Kiedy ścigasz się z zawodowcami, najlepszymi z najlepszych w tym sporcie, nie ma drogi na skróty do sukcesu. Yu musi dokładnie planować każdy dzień, by maksymalnie go wykorzystać.
 
„Mam swoje sposoby na oszczędzanie czasu”, mówi Yu. „Na przykład podgrzewanie w mikrofalówce owsianki i branie prysznica jednocześnie. Albo okładanie lodem nóg podczas jazdy do pracy. Noszę też strój pływacki pod ubraniami w pracy, aby nie tracić czasu na przebieranie się na basenie. Muszę też dobrze sobie radzić z praniem i organizacją sprzętu. Przygotowuję sobie zestawy odzieży kolarskiej, aby nie tracić czasu na szukanie skarpetek. Należy mieć ustaloną kolejność zadań, aby nie robić przerw pomiędzy pobudką, treningiem i pracą.
 
Nie jest to łatwe, ale działa. Dwa zwycięstwa Yu w zawodach Ironman 70.3 na Tajwanie są tego dowodem, a jego osiągnięcia inspirują coraz większą liczbę fanów. Ta świadomość pomaga mu dalej pracować nad sobą.
 
„Na Tajwanie uprawianie sportu na wysokim poziomie postrzegane było jako wyzwanie, które wymaga ogromnego poświęcenia, coś, co się robi zawodowo i co nie pozostawia już miejsca na inne rzeczy,” mówi Yu. „Mam nadzieję, że swoim przykładem pokazuję, że można przykładać do nauki w szkole, mieć niezłą karierę oraz być świetnym w sporcie. Cieszę się, kiedy słyszę od fanów, że pomogłem zmienić ich perspektywę w tej kwestii. Niektórzy byli zszokowani tym, że zwykły człowiek, taki jak ja, może stawać w szranki z zawodowcami z całego świata. Kiedy dorastałem, nie miałem specjalistycznego, profesjonalnego sportowego wsparcia. To ich inspiruje, aby przekraczać własne granice i dowiedzieć się, na co naprawdę ich stać”.
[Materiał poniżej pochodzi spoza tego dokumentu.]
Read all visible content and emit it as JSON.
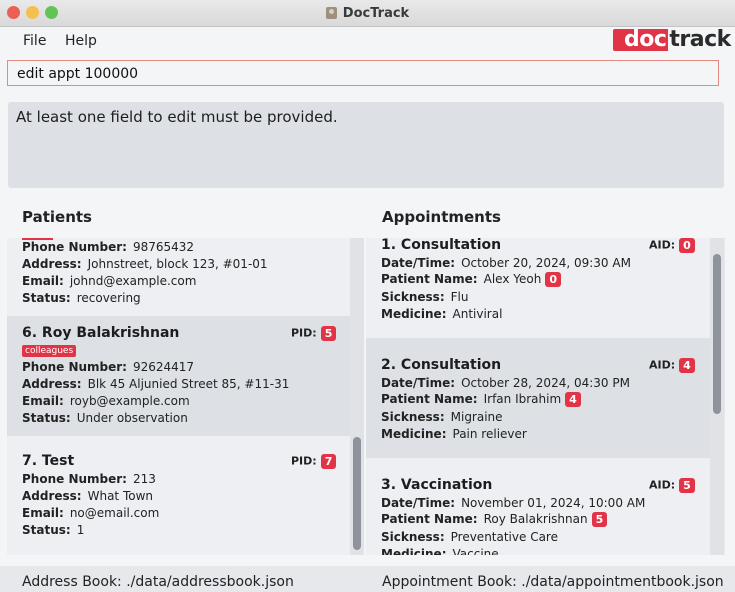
{
  "window": {
    "title": "DocTrack"
  },
  "menu": {
    "file": "File",
    "help": "Help"
  },
  "logo": {
    "part1": "doc",
    "part2": "track"
  },
  "command": {
    "value": "edit appt 100000"
  },
  "result": {
    "message": "At least one field to edit must be provided."
  },
  "patients": {
    "title": "Patients",
    "labels": {
      "phone": "Phone Number:",
      "address": "Address:",
      "email": "Email:",
      "status": "Status:",
      "pid": "PID:"
    },
    "items": [
      {
        "phone": "98765432",
        "address": "Johnstreet, block 123, #01-01",
        "email": "johnd@example.com",
        "status": "recovering"
      },
      {
        "name": "6. Roy Balakrishnan",
        "pid": "5",
        "tag": "colleagues",
        "phone": "92624417",
        "address": "Blk 45 Aljunied Street 85, #11-31",
        "email": "royb@example.com",
        "status": "Under observation"
      },
      {
        "name": "7. Test",
        "pid": "7",
        "phone": "213",
        "address": "What Town",
        "email": "no@email.com",
        "status": "1"
      }
    ]
  },
  "appointments": {
    "title": "Appointments",
    "labels": {
      "datetime": "Date/Time:",
      "patient": "Patient Name:",
      "sickness": "Sickness:",
      "medicine": "Medicine:",
      "aid": "AID:"
    },
    "items": [
      {
        "name": "1. Consultation",
        "aid": "0",
        "datetime": "October 20, 2024, 09:30 AM",
        "patient": "Alex Yeoh",
        "pid": "0",
        "sickness": "Flu",
        "medicine": "Antiviral"
      },
      {
        "name": "2. Consultation",
        "aid": "4",
        "datetime": "October 28, 2024, 04:30 PM",
        "patient": "Irfan Ibrahim",
        "pid": "4",
        "sickness": "Migraine",
        "medicine": "Pain reliever"
      },
      {
        "name": "3. Vaccination",
        "aid": "5",
        "datetime": "November 01, 2024, 10:00 AM",
        "patient": "Roy Balakrishnan",
        "pid": "5",
        "sickness": "Preventative Care",
        "medicine": "Vaccine"
      }
    ]
  },
  "status": {
    "address_book": "Address Book: ./data/addressbook.json",
    "appointment_book": "Appointment Book: ./data/appointmentbook.json"
  },
  "colors": {
    "accent": "#e23447",
    "panel": "#e6e8ec"
  }
}
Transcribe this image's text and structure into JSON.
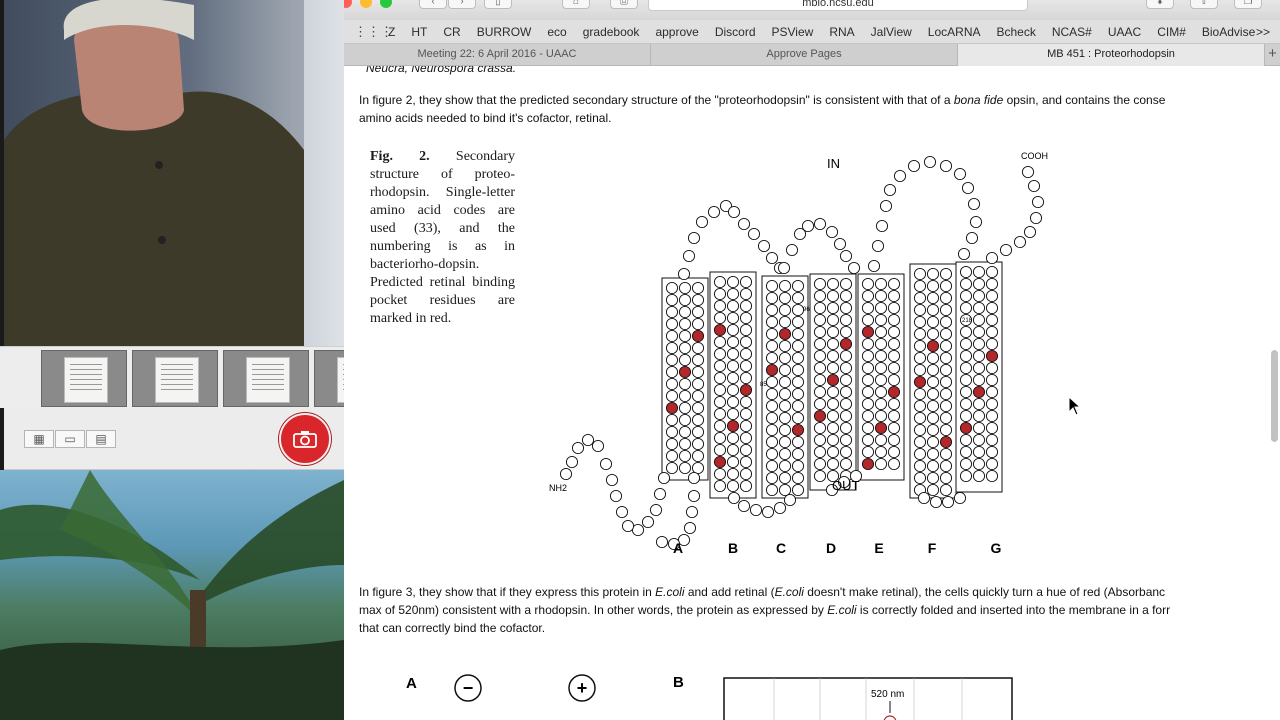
{
  "photobooth": {
    "view_icons": [
      "grid-view-icon",
      "single-view-icon",
      "filmstrip-view-icon"
    ]
  },
  "safari": {
    "url": "mbio.ncsu.edu",
    "favorites": [
      "Z",
      "HT",
      "CR",
      "BURROW",
      "eco",
      "gradebook",
      "approve",
      "Discord",
      "PSView",
      "RNA",
      "JalView",
      "LocARNA",
      "Bcheck",
      "NCAS#",
      "UAAC",
      "CIM#",
      "BioAdvise"
    ],
    "favorites_more": ">>",
    "tabs": [
      {
        "label": "Meeting 22: 6 April 2016 - UAAC",
        "active": false
      },
      {
        "label": "Approve Pages",
        "active": false
      },
      {
        "label": "MB 451 : Proteorhodopsin",
        "active": true
      }
    ],
    "new_tab": "+"
  },
  "page": {
    "top_cut": "Neucra, Neurospora crassa.",
    "p1_a": "In figure 2, they show that the predicted secondary structure of the \"proteorhodopsin\" is consistent with that of a ",
    "p1_em": "bona fide",
    "p1_b": " opsin, and contains the conse",
    "p1_line2": "amino acids needed to bind it's cofactor, retinal.",
    "caption": {
      "label": "Fig. 2.",
      "text": "Secondary structure of proteo-rhodopsin. Single-letter amino acid codes are used (33), and the numbering is as in bacteriorho-dopsin. Predicted retinal binding pocket residues are marked in red."
    },
    "p2_a": "In figure 3, they show that if they express this protein in ",
    "p2_em1": "E.coli",
    "p2_b": " and add retinal (",
    "p2_em2": "E.coli",
    "p2_c": " doesn't make retinal), the cells quickly turn a hue of red (Absorbanc",
    "p2_line2a": "max of 520nm) consistent with a rhodopsin. In other words, the protein as expressed by ",
    "p2_em3": "E.coli",
    "p2_line2b": " is correctly folded and inserted into the membrane in a forr",
    "p2_line3": "that can correctly bind the cofactor."
  },
  "figure": {
    "in_label": "IN",
    "out_label": "OUT",
    "cooh": "COOH",
    "nh2": "NH2",
    "helices": [
      "A",
      "B",
      "C",
      "D",
      "E",
      "F",
      "G"
    ],
    "red_color": "#b3262a",
    "num_218": "218",
    "num_85": "85",
    "num_96": "96"
  },
  "figure3": {
    "panel_a": "A",
    "panel_b": "B",
    "minus": "−",
    "plus": "+",
    "peak": "520 nm"
  }
}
Yu Hsiao trenujący w Kalifornii na swoim Giant Trinity Advanced Pro

Foto: Chris Milliman

WYZNACZ NOWE GRANICE MOŻLIWOŚCI

Yu nie tylko zyskał popularność w kraju swojego pochodzenia, ale także inspiruje ludzi na inny sposób we własnym otoczeniu. Tradycyjnie triathlon w Stanach Zjednoczonych był mniej zróżnicowany w porównaniu z innymi głównymi dyscyplinami, takimi jak futbol amerykański, koszykówka i bejsbol, czy nawet z innymi olimpijskimi dyscyplinami, takimi jak lekkoatletyka. Yu ma nadzieję, że jego historia pomoże to zmienić.
 
„Z własnego doświadczenia wiem, że nie chodzi o to, że triathlon sam w sobie nie jest inkluzywny lub zachęcający,” mówi Yu. „Wręcz przeciwnie. Większość moich mentorów jest biała i zawsze mnie bardzo zachęcali i wspierali. Wydaje mi się, że czasami konflikt rodzi się wewnętrznie, we własnej społeczności – mogą to być moje własne lęki i brak pewności siebie lub też dorastanie, słysząc od rodziny i przyjaciół, że jako Azjata powinienem raczej zająć się tym, w czym z reguły jesteśmy dobrzy, czyli matematyką, inżynierią, tego typu stereotypy. Chyba sami na siebie nakładamy ograniczenia, zanim jeszcze zaczniemy cokolwiek robić”.
 
Zapytany o bycie wzorem do naśladowania, Yu wyznaje, że nie widzi siebie w tej roli. Jednak łatwo zauważyć, że zmienianie postrzegania innych ludzi i wyznaczanie nowych granic możliwości nakręca go.
 
„Biorę udział w triathlonach głównie dlatego, bo przesuwanie własnych granic jest świetną zabawą, ale chcę też pokazać, że można robić to, co się kocha na wysokim poziomie, a jednocześnie zachować równowagę, jeśli chodzi o inne aspekty życia,” mówi Yu. „Mam nadzieję, że moja sportowa ścieżka zainspiruje więcej dzieci, które mają podobne wątpliwości do moich i być może usłyszały, że nie mogą czegoś robić. Niech zobaczą, że jeśli ja dotarłem tak daleko, oni na pewno mogą dojść jeszcze dalej. Im więcej osób przyłączy się do nas, tym sport będzie jeszcze piękniejszy”.